Pegasus iPhone hacks used as lure in extortion scheme

A new extortion scam is underway that attempts to capitalize on the recent Pegasus iOS spyware attacks to scare people into paying a blackmail demand.

Last month, Amnesty International and non-profit project Forbidden Stories revealed that the Pegasus spyware was installed on fully updated iPhones through a zero-day zero-click iMessage vulnerability.

A zero-click vulnerability is a bug that can be exploited on a device without any interaction by the user. For example, if just visiting a website or receiving a message could exploit a vulnerability, this would be considered a zero-click hack.

It is believed that governments used this software to monitor the communication of politicians, journalists, human rights activists, and business executives worldwide.

Capitalizing on Pegasus spyware fears

This week, a threat actor began emailing recipients, telling them that their iPhone device was hacked with a ‘zero-click’ vulnerability to install the Pegasus spyware software.

The scammer says that they have been using Pegasus to monitor the recipient’s activities and have created videos of them during “the most private moments” of their lives.

The email warns that if a 0.035 bitcoin (approximately $1,600) payment is not paid, the threat actors will send the videos to the recipient’s family, friends, and business associates.

You can read the full text of this email below.

“Hi there

Hello, I’m going to share important information with you.

Have you heard about Pegasus?

You have become a collateral victim. It’s very important that you read the information below.

Your phone was penetrated with a “zero-click” attack, meaning you didn’t even need to click on a malicious link for your phone to be infected.

Pegasus is a malware that infects iPhones and Android devices and enables operators of the tool to extract messages, photos and emails,

record calls and secretly activate cameras or microphones, and read the contents of encrypted messaging apps such as WhatsApp, Facebook, Telegram and Signal.

Basically, it can spy on every aspect of your life. That’s precisely what it did.

I am a blackhat hacker and do this for a living. Unfortunately you are my victim. Please read on.

As you understand, I have used the malware capabilities to spy on you and harvested datas of your private life.

My only goal is to make money and I have perfect leverage for this.

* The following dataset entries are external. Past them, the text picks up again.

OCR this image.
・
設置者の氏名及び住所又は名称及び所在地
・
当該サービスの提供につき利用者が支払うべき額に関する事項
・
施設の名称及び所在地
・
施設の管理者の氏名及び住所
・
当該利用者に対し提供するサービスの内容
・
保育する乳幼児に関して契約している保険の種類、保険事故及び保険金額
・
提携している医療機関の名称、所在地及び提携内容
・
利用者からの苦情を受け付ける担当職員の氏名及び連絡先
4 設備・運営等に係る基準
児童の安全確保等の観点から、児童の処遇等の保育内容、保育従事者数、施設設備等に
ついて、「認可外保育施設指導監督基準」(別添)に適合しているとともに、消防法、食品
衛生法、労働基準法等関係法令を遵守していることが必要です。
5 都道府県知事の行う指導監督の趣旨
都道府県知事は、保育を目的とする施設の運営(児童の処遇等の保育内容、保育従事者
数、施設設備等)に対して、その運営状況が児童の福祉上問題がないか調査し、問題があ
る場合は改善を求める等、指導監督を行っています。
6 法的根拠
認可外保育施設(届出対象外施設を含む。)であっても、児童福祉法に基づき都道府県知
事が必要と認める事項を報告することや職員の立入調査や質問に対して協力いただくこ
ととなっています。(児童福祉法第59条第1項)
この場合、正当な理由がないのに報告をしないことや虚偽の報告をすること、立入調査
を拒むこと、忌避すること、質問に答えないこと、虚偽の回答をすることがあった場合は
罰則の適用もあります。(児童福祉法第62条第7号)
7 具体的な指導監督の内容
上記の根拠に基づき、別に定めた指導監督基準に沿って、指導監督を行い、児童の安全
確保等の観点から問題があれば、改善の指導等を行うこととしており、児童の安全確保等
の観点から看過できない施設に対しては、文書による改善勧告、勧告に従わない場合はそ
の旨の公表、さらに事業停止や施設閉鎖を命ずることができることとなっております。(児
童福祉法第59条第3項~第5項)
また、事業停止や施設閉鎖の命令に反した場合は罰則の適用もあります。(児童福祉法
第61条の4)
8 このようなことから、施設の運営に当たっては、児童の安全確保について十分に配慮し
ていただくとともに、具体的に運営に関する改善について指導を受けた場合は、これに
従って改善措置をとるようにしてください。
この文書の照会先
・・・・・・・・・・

As you can imagine in your worst dream, I have videos of you exposed during the most private moments of your life, when you are not expecting it.

I personally have no interest in them, but there are public websites that have perverts loving that content.

As I said, I only do this to make money and not trying to destroy your life. But if necessary, I will publish the videos.

If this is not enough for you, I will make sure your contacts, friends, business associates and everybody you know see those videos as well.

Here is the deal. I will delete the files after I receive 0.035 Bitcoin (about 1600 US Dollars).

You need to send that amount here bc1q7g8ny0p95pkuag0gay2lyl3m0emk65v5ug9uy7

I will also clear your device from malware, and you keep living your life.

Otherwise, shit will happen.

The fee is non negotiable, to be transferred within 2 business days.

Obviously do not try to ask for any help from anybody unless you want your privacy to be violated.

I will monitor your every move until I get paid. If you keep your end of the agreement, you won’t hear from me ever again.

Take care.”

Thankfully, there have been no payments to the bitcoin address listed in the sample email seen by BleepingComputer. However, other cryptocurrency addresses may be used as part of this scam.

You may be thinking that nobody would fall for this scam, but similar schemes have generated over $50,000 in a week in the past.

While receiving these types of emails can be anxiety-provoking, always remember that they are scams, and you should just mark them as spam and delete the email.